I soon realised how naïve I’d been in my smash and grab raid of garish seed packets. Flowers are the obsession of the amateur. Those gaudy geraniums (which I now knew to call pelargoniums), non-stop busy lizzies and flowing petunias were the horticultural equivalent of top-to-toe acrylic. Foliage was where it was at: hostas, ferns, euphorbias were the thing. Colour was tricky. Gentle, blending colours with perhaps the odd well-thought-out surprise acquired from Great Dixter were just about allowed.
I met people who played it so safe they drained all of the magentas, mauves, golds, oranges and reds from their gardens to the point where they contained hardly any colour at all, “except, of course, green, which really is the most complex and thrilling colour of all,” they claimed.
These gardenistas visited Vita Sackville West’s White Garden at Sissinghurst as though it were Lourdes, designed to cure them of any longing they may have had for gaudy, waxy begonias or shriek pink rhododendrons. In Vita, they found their high priestess.
As if to underline her peerless good taste, Sackville West’s husband, Harold Nicholson, once said of her, “Vita only likes flowers which are brown and difficult to grow.” Which brings us to difficulty of cultivation, demonstrated never more strongly than with roses.
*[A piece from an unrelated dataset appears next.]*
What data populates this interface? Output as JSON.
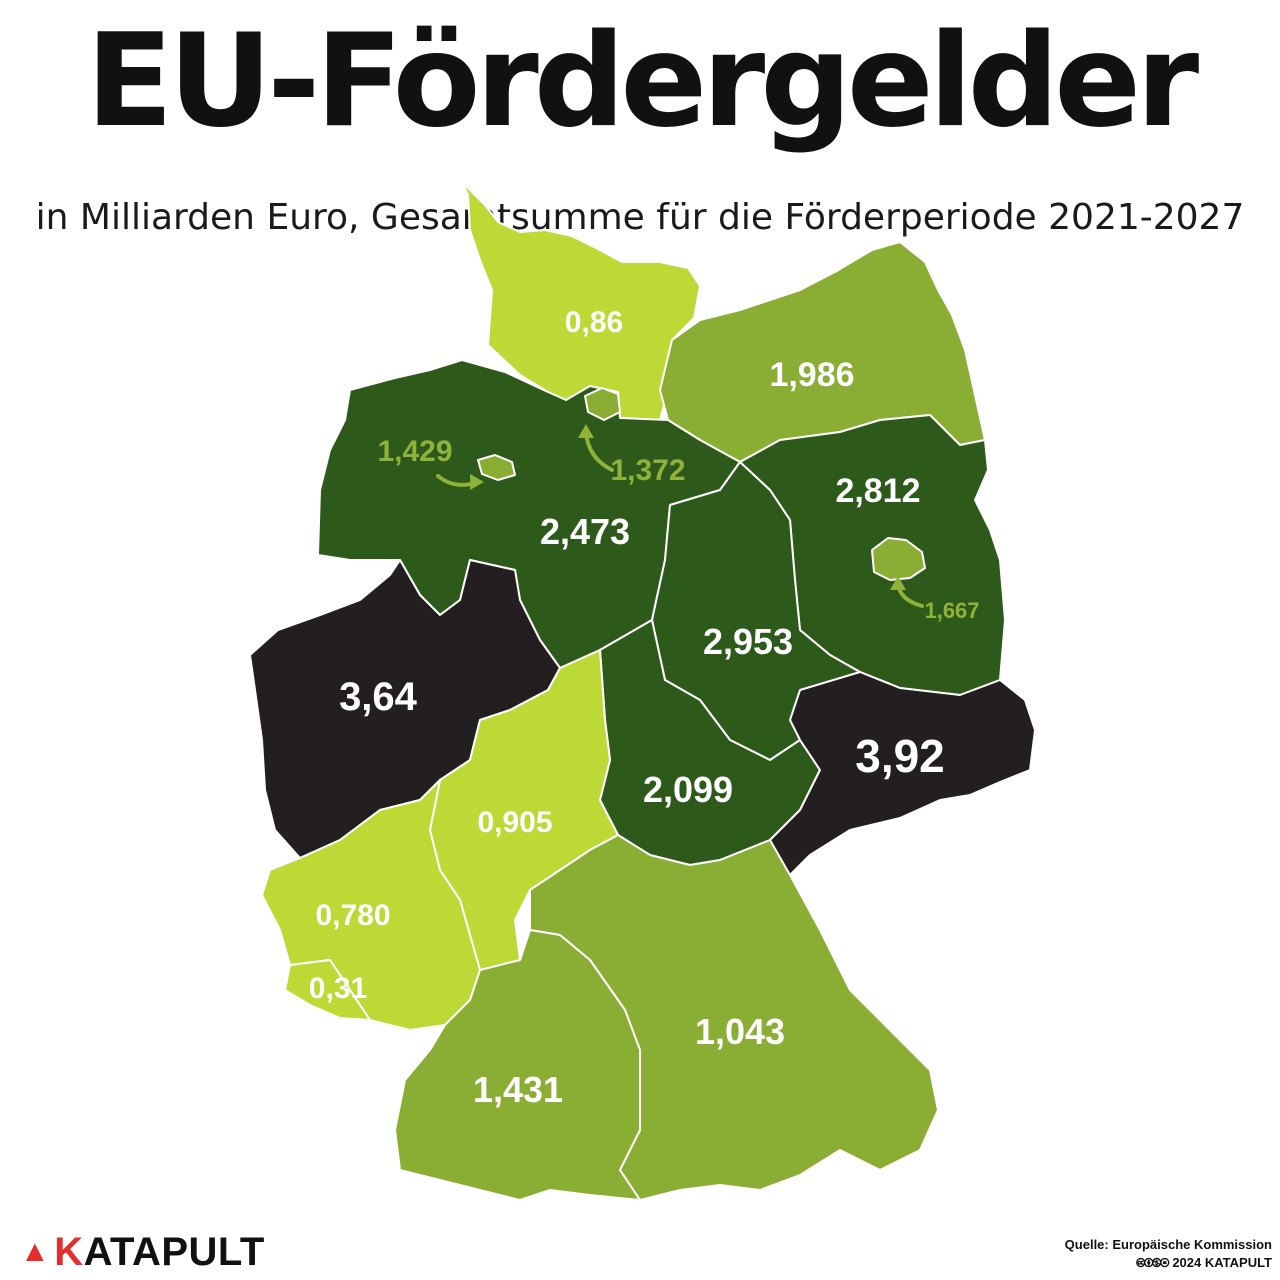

For decades, able and dedicated people have sweated to bring us roses which are disease resistant, flower continuously and behave sensibly. These blooms can have names like Radox Bouquet, Sexy Rexy, Disco Dancer, Pretty Polly or Rhapsody in Blue. Are we grateful? We are not. In our quest for chic, we want roses that were bred before 1900 and are magnets for mildew, aphids and black spot. Ideally, they will have names beginning ‘Gloire de…’, ‘Comtesse de…’ ‘Souvenir de…’ and many of them will flower once, for about ten minutes, so long as it isn’t raining too hard, and probably when we’re on holiday.
True style, in gardening as in everything else, is elusive - a shifting, spectral thing. As soon as you feel like you have a handle on what’s cool, all the big kids have moved on. So there you are, stuck with the knot garden, prairie border and bed of exclusively black plants, looking like Daniella Westbrook in top-to-toe Burberry.
The last few days’ sunshine has delighted the strawberries.
Even the vegetable patch has not escaped the style mavens’ attention. Of course, you could have a few scrubby rows of leeks, or you could have a potager overflowing with fruit, vegetables, herbs and flowers. And it’s very important to grow the most exquisite varieties, selected after hours studying Sarah Raven’s Cutting Garden catalogue as if it’s the kabbalah. Obviously, you won’t miss out Bright Lights chard with its orange, yellow and scarlet stems. And your salads will glitter with dainty Heartsease violas, Indian Prince marigold petals and mahogany nasturtiums. No iceberg lettuce for you, but choicest mizuna, pain de sucre and merveille de quatre saisons. Say it softly, it’s almost like praying.
But despite all of this, gardens are freedom. They are the buffer zone between us and crazy. In a world full of ‘instant’, gardening forces us to be patient and rewards us with a glimpse paradise. You may never own an Old Master, but you could cram some tulip bulbs into an old terracotta pot. Within a few months, you will have display to rival any Vermeer. And really, who cares whether it’s in this year’s colour or not?
This scabious began flowering in February,
as soon as the snow melted.
This is supposed to be Ballerina. The perils of buying your tulip bulbs from open bins in Columbia Road market. I think naughty gardening sprites go around mixing them all up so, a few months later, surprise! Any idea what it is?